Gassett cites turf wars between hunters, reduced daylight deer movements, increased competition between deer at bait sites and the likelihood of spreading diseases to deer and other wildlife. He also implicated mold toxins in corn and grains for wildlife health problems.
“The stuff sold as ‘deer corn’ is often condemned agricultural feed that can’t be fed to humans or livestock,” Gassett said. “Mycotoxins in moldy corn usually don’t hurt deer, because they can digest just about anything. But it can kill turkeys and songbirds. Bottom line: We shouldn’t be feeding wildlife. We’ve known that for 100 years. I’m all for managing woodlots, native vegetation, native terrains and food plots.”
Gassett said research on food plots documents benefits beyond deer, including birds, mice, rabbits, insects and pollinators. For instance, a 2016 University of Georgia study led by Wilson E. Ricks found songbird species were “rich” in number and variety along food-plot edges in southern Appalachian hardwood forests, including several species classified as “declining.”
Gassett and most biologists also worry that bait sites could help spread CWD. A 2018 University of Wisconsin-Madison study found detectable levels of CWD-causing prions in soil and water at nine of 11 mineral licks researchers monitored in the state’s endemic area, as well as in feces at one of the more infected sites. The concentrated nature of licks and bait sites makes it likely that deer share food particles, and shed high levels of prions when urinating, defecating and salivating. Saliva likely has the highest potential to transmit CWD. The study notes saliva from infected whitetails contains one to five infectious doses of prions.
Attempts to regulate or outlaw baiting, however, don’t necessarily end the practice or its challenges. Wisconsin, for example, has steadily expanded its bait ban as CWD spread into new areas. Even so, baiting has been deer hunting’s top violation since the Wisconsin’s Legislature overruled the DNR’s bait ban in 2003, and let hunters in non-CWD areas use up to 2 gallons of bait per 40-acre parcel.
Three years later, Wisconsin’s chief warden, Randy Stark, expressed frustration after wardens wrote a then-record 299 baiting citations during the 2006 gun-deer season.
“No single issue in my 23 years as a conservation warden has consumed as many pages of warden (reports) like baiting and feeding issues have this year,” Stark said.

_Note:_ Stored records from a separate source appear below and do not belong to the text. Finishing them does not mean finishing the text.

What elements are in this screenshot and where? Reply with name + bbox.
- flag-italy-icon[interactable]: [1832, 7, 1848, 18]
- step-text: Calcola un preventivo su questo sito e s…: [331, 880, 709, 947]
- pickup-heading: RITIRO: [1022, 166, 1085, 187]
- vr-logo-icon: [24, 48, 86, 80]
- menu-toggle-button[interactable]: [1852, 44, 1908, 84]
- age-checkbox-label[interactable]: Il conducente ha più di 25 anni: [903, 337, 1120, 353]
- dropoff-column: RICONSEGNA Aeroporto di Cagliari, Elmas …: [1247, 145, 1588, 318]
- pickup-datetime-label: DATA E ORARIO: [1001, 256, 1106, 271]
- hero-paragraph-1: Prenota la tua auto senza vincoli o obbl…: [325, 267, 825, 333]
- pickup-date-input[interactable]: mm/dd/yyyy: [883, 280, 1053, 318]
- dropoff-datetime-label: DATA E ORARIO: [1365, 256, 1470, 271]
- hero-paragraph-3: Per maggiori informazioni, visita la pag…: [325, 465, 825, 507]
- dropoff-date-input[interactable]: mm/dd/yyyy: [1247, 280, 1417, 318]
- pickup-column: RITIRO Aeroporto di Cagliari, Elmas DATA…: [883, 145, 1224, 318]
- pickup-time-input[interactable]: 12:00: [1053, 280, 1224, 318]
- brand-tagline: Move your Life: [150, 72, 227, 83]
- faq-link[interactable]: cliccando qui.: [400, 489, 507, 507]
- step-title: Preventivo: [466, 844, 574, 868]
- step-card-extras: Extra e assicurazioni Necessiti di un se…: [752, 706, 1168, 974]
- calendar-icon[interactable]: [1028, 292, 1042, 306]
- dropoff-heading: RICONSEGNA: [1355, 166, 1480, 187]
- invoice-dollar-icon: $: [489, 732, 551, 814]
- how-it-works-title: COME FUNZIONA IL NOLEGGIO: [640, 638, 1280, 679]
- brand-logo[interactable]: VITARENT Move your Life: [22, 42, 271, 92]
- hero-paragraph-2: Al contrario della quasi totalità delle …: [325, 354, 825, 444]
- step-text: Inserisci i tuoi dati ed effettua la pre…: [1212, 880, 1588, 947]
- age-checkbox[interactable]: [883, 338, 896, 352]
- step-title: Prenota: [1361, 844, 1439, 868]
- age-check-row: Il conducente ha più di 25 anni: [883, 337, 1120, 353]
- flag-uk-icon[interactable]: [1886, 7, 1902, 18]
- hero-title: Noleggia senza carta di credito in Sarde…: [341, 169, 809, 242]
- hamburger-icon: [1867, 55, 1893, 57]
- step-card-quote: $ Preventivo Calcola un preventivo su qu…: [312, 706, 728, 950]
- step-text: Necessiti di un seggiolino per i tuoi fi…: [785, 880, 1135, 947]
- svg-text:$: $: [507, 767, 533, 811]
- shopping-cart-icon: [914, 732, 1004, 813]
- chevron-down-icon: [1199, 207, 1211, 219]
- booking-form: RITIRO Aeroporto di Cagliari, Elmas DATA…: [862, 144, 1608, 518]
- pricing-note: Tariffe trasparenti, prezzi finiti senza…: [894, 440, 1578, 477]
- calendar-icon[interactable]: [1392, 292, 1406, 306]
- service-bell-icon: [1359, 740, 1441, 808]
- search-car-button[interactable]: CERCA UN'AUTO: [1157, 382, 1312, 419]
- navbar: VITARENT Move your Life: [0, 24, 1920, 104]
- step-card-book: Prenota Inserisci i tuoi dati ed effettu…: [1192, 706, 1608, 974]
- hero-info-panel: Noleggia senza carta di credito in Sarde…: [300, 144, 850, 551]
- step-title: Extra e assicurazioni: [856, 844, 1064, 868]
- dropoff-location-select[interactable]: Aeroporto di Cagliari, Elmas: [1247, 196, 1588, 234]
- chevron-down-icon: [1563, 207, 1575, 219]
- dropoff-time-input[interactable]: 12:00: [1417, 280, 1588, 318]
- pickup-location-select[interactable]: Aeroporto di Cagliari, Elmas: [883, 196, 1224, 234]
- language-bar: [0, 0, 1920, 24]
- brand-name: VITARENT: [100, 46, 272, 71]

In the 12 deer seasons since, Wisconsin’s deer baiting/feeding violations have worsened, totaling 6,003 unofficially. That’s an annual average of 501, including a high of 692 in 2009 and a low of 403 in 2018. At roughly $523 per citation, that’s $3.14 million in deer-baiting fines.
Bait-hunters might not intend harm, but those numbers suggest stubborn indifference to baiting’s consequences, financial and otherwise, in regions where baiting is popular.